Sasha Wijidessa (Fura)
Fura, winner of the Ketel One Sustainable Bar Award at Asia’s 50 Best Bars 2024, is redefining how we eat and drink by making sustainability both innovative and delicious. Since opening in 2023, the bar has earned acclaim for its groundbreaking cocktails built on abundant, invasive, or overlooked ingredients, transforming future foods like mealworms, jellyfish, and food-waste ferments into bold, conversation-starting creations. At SingaPob, Fura showcases how conscious choices, creativity, and culinary artistry can turn sustainability into an inspiring, memorable experience.

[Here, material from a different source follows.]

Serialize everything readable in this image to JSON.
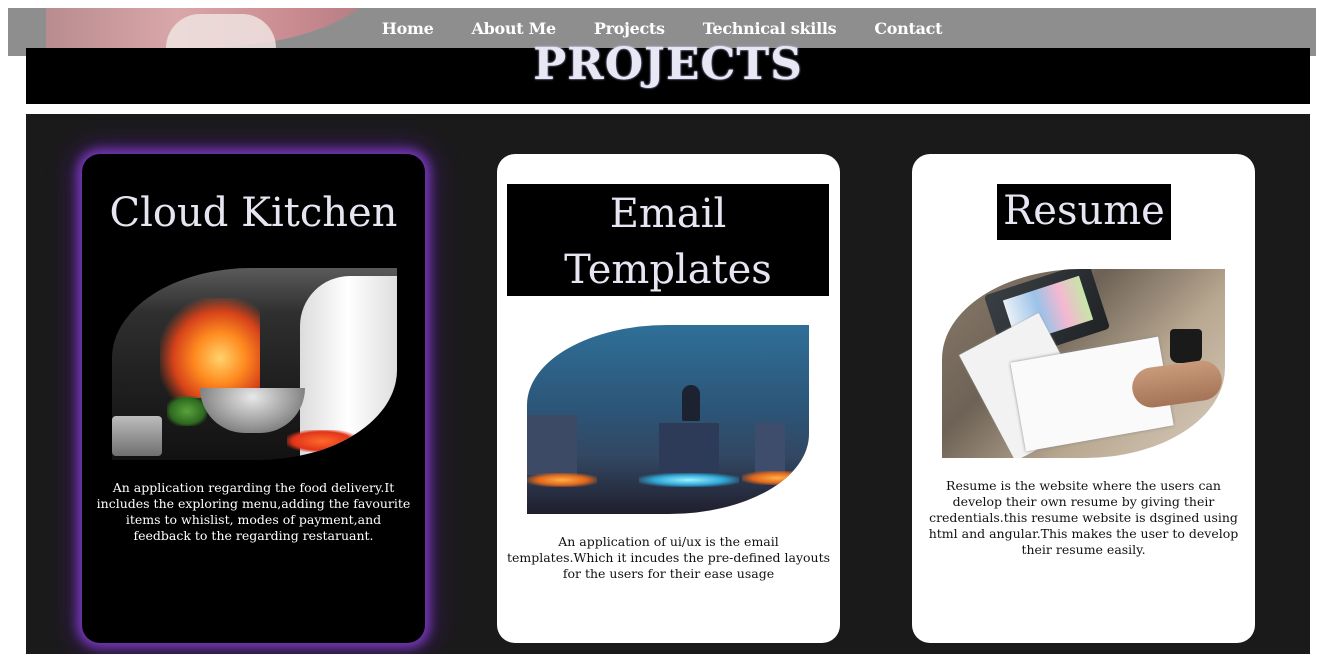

“SingaPob is our way of sharing what makes Singapore a true culinary haven, where passionate culinary talents from diverse backgrounds come together to create and innovate,” said Terrence Voon, Executive Director, Southeast Asia, Singapore Tourism Board. “Much like the Philippines, our dining scene is rooted in heritage yet constantly evolving, blending tradition with new ideas to elevate familiar flavors. By bringing this spirit to Poblacion, we hope to celebrate our shared love for food and drinks and invite more Filipinos to discover Singapore’s vibrant culinary community and be inspired to experience it firsthand in Singapore.”
Exciting Line Up of Collaborations
This weekend, food lovers can enjoy a taste of Singapore across some of Poblacion’s most dynamic venues, including:
- Keng Eng Kee at Super Uncle Claypot (6pm onwards)
- Mama Diam at Polilya (9pm onwards)
- Fura at Aya (9pm onwards)
- Jigger & Pony at OTO (9pm onwards)
- Night Hawk (hosted at a secret location) (9pm onwards)
- Offtrack at Run Rabbit Run (9pm onwards)
- Origin Bar at The Spirits Library (9pm onwards)
- Onlypans Taqueria (special Singapore menu) (6pm onwards)
- Malcolm Lee at Hapag (6pm onwards)
To unlock Night Hawk’s secret location, event go-ers must make their way around SingaPob and collect stickers from any two participating venues. Doing so not only reveals the bar’s location, but also gives event-goers a chance to win Klook travel vouchers or an all-expenses-paid trip for two to Singapore. For more information, visit www.singapob.com.
SingaPob is supported by Diageo, a global leader in beverage alcohol with an outstanding collection of iconic brands across spirits and beers, including Johnnie Walker, Crown Royal, Smirnoff, and Baileys, among many more.